Hightech für das Fahrrad 02.10.2025, 12:00 Uhr

Optimierte Dichtung im Fahrradgetriebe dank Plasma

Hochpräzise Fahrradgetriebe erfordern vor allem eins – alle Teile müssen auf kleiner Fläche zuverlässig funktionieren. Gemeinsam haben das Fraunhofer-Institut für Schicht- und Oberflächentechnik IST, die Rohloff AG und der dänische Anlagenbauer Tantec A/S eine Lösung realisiert, mit der Wellen besser abgedichtet werden können.
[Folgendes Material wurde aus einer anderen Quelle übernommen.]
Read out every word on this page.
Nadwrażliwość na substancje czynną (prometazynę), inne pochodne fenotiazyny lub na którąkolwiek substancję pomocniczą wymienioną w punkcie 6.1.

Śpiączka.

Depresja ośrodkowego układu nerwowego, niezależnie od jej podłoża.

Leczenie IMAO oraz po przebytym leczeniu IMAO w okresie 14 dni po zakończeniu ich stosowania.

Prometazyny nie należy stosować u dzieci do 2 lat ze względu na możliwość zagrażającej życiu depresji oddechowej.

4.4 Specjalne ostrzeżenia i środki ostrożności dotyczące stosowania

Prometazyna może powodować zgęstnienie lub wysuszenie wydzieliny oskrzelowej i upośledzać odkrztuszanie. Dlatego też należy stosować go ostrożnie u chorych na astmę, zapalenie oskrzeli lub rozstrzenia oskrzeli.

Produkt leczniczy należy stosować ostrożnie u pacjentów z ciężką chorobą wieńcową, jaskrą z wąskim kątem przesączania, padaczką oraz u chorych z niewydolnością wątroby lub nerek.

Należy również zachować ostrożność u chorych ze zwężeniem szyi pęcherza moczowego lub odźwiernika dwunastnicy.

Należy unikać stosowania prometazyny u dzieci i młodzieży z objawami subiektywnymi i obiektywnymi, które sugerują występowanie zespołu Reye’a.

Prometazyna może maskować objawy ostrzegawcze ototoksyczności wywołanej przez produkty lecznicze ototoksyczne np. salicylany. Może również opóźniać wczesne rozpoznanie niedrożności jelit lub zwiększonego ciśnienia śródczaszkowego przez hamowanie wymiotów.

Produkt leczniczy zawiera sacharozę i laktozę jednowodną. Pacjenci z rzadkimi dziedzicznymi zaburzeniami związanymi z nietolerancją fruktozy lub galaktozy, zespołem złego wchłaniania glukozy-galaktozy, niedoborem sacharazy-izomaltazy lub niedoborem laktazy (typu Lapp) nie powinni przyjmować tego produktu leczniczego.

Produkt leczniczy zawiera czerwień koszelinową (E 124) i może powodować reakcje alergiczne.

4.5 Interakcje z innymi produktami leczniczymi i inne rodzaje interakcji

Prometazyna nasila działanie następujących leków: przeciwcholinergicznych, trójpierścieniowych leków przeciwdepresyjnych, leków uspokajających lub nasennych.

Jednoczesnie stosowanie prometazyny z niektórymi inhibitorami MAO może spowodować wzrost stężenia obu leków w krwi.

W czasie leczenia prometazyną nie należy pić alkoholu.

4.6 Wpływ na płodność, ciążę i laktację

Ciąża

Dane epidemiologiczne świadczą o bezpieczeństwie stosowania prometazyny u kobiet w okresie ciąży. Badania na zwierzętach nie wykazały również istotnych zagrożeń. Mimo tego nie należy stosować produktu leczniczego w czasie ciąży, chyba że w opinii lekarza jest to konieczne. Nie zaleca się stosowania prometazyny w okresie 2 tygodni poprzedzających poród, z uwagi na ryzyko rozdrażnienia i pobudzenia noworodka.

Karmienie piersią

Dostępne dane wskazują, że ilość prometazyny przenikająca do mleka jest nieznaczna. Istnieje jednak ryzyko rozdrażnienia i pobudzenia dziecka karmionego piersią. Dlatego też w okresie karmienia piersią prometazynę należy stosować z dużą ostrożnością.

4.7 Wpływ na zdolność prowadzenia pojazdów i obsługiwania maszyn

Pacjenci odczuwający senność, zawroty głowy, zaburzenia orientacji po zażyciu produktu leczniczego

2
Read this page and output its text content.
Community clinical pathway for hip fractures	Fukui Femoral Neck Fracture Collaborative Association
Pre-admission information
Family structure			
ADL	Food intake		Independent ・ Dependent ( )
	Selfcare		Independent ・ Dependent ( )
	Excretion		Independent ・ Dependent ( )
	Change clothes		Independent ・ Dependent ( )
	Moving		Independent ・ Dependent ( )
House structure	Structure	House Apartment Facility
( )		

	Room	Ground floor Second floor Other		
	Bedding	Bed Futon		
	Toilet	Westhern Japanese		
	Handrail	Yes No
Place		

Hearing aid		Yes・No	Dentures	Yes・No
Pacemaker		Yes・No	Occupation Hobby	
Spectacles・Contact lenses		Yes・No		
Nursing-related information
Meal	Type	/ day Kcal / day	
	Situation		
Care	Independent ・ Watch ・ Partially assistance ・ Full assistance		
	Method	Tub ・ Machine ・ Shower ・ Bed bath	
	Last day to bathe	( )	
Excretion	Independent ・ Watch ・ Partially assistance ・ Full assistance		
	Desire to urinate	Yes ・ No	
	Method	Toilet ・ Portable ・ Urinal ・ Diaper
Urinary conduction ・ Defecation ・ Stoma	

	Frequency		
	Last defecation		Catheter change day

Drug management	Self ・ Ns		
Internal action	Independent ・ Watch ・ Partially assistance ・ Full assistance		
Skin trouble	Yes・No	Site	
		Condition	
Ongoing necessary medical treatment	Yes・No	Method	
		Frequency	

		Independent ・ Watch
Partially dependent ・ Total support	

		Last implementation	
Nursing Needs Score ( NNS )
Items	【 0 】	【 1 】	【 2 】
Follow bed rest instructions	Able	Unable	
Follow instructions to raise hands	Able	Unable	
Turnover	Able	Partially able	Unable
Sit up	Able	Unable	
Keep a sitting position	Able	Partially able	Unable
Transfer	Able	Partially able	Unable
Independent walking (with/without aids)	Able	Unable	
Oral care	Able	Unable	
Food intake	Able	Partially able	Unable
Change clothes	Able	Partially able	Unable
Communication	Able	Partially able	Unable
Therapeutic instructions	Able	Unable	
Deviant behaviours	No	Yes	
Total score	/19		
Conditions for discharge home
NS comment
Plasma statt Chemie: Fraunhofer und Partner entwickeln ein nachhaltiges Verfahren für zuverlässige Fahrradtechnik.
Foto: Fraunhofer IST

Plasma statt Chemie: Fraunhofer und Partner entwickeln ein nachhaltiges Verfahren für zuverlässige Fahrradtechnik.

Foto: Fraunhofer IST

Getriebe sollen leicht laufen und gleichzeitig Dicht sein, damit weder Öl austritt noch Verschmutzung in die Mechanik eindringen kann. Wo der Einbauraum den Einsatz konventioneller Wellendichtungen nicht zulässt, kommen dazu flüssige Dichtmittel zum Einsatz. Die Herausforderung besteht aber darin, dass diese an gut an den metallischen Oberflächen haften. Gemeinsam haben das Fraunhofer-Institut für Schicht- und Oberflächentechnik IST, die Rohloff AG und der dänische Anlagenbauer Tantec A/S dafür nun eine innovative Lösung realisiert, die die Haftung dieser Dichtstoffe gezielt verbessert.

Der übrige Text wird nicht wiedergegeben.